Another a program generates matrix files 8. The generator program 14 is illustrated in Fig. 7. The generator program 14 allows recursive access using display device 2 and input device 3 in exactly the same manner as the browser 5 described above by displaying labels for a set of nodes and allowing movement through the levels by selection of nodes. Initially, the labels are blank. The input device 3 may be used to generate or modify the label for each node by pointing to the relevant display field 9 and typing a textual label or referring to a graphic. The textual information in text field 10 may be edited in a similar manner. Similarly the pointers may be inserted. The generator program 14 may use a relational database 15 which is itself of a conventional nature and stores a database relating URLs to tags which classify the pages corresponding to the URLs by content or other criteria. For example the relational database 15 may be created by the Microsoft program SQL. The generator program 14 interrogates the regional database and extracts URLs for insertion as pointers at nodes selected by the user.

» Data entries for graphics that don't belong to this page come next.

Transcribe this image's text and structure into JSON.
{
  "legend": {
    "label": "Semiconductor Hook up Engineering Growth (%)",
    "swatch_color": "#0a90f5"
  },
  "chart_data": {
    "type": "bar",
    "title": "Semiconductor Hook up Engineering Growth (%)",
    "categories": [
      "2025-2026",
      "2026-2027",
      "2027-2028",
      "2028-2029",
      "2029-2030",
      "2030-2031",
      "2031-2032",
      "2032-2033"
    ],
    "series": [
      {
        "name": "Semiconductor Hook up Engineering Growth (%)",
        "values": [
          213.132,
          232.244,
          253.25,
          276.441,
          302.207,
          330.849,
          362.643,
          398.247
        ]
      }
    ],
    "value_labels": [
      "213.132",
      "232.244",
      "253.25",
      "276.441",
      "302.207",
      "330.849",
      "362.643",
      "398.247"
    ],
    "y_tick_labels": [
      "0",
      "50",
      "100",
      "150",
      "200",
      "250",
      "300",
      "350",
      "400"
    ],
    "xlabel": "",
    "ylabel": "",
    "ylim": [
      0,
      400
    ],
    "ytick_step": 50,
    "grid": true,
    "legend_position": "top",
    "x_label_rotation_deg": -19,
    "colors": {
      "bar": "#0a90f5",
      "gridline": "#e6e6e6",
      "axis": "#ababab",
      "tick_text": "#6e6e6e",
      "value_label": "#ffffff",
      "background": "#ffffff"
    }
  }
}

Particular nodes may be dragged from the currently displayed set of nodes in a given level into a workspace provided on the display device 2. These may be reinserted on a node in the same or different level in the same group of nodes or in a further group of nodes by dragging back from the workspace. In this way different groups of nodes may be joined together or split apart. Different groups may be related by inserting at a node of one group a pointer to another group.
During creation of the tree structure, information defining each group of nodes is stored in a temporary storage area of the memory lb of the computer 1. Upon completion, the data for each group of nodes is encoded and stored as a respective matrix file 8.
The present invention could be applied to store pointers to television channels in order to function as an electronic program guide. In this case, as an alternative to the Java applet implementation described above, it would be preferred to implement the present invention as a C++ program. The present invention as been described above as a process implemented in a computer system by running a program, for example a Java applet. In another
implementation, the present invention may be provided as an article of manufacture in the form of a storage medium readable by a computer and encoding the computer program process. In this case, the storage medium might be a magnetic diskette or an optical disc or other portable storage medium. Similarly, it might consist of the memory within the computing system storing the program. The present invention may also have a machine implementation consisting of modules for performing the logical operations of the computer implemented steps of the process.